While continuing to take the lead in the international response to refugee emergencies, UNHCR has endeavoured to ensure the effectiveness of its interventions and the durability of results by building partnerships with other United Nations agencies and by coordinating its activities in complex emergency situations with the Department of Humanitarian Affairs. In its emergency operations in the former Yugoslavia, the Great Lakes region and other parts of Africa, and the central Asian republics, UNHCR has continued to strengthen its collaboration with United Nations agencies and programmes, in particular WFP, UNICEF, WHO and the United Nations Population Fund (UNFPA), in activities such as food aid, immunization and health care, water supply and sanitation, mother and child medical care, family planning and education.

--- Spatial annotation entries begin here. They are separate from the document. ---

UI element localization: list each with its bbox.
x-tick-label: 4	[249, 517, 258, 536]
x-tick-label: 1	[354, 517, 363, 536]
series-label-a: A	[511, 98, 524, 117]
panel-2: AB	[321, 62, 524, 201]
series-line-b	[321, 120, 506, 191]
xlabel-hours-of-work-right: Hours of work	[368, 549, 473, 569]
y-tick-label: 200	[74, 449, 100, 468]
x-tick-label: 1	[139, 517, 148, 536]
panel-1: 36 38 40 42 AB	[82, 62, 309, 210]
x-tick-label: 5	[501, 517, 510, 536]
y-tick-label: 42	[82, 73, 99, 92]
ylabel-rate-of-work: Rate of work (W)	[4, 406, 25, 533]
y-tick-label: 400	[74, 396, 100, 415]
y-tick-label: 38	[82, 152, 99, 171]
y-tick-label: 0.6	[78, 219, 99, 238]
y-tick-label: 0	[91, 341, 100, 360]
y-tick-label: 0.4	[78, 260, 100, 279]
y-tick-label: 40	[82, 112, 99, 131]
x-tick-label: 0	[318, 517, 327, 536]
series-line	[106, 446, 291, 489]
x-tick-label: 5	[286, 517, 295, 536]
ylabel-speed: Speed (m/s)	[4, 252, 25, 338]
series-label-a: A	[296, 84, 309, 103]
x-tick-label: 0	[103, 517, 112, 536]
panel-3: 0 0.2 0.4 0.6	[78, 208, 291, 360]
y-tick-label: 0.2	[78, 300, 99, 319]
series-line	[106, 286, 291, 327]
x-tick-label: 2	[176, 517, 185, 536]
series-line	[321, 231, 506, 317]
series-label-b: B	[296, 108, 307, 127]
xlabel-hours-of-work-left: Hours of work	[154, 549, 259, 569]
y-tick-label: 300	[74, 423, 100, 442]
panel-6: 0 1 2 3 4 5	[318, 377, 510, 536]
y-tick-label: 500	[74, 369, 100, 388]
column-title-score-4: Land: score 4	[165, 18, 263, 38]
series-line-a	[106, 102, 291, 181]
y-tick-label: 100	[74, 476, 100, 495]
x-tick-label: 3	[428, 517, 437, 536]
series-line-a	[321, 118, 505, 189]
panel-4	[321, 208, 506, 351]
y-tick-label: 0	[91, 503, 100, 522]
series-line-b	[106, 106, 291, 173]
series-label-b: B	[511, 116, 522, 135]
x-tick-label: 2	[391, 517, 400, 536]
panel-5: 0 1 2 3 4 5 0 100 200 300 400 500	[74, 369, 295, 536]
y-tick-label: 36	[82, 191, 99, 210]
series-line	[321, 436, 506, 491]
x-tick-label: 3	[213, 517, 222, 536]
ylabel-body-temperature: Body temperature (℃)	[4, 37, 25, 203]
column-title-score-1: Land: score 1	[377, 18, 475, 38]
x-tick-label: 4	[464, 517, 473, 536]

Faced in the Great Lakes region with the most severe refugee emergency in recent history, the Office was again obliged to innovate. With its own staff resources heavily committed in the region and elsewhere, it appealed to donor Governments to assume an operational role by providing self-contained services in a number of critical assistance sectors through the deployment of resources drawn largely from their military and civil defence establishments. The use of these so-called "service packages" in the Rwanda emergency has demonstrated how, under certain conditions, unique military skills or assets can support UNHCR emergency relief activities. The positive impact of service packages in responding to the critical conditions that characterized the massive exodus of Rwandans has led UNHCR into a process of consultation with Governments and the Department of Humanitarian Affairs on how, when necessary and appropriate, this mechanism can best be used.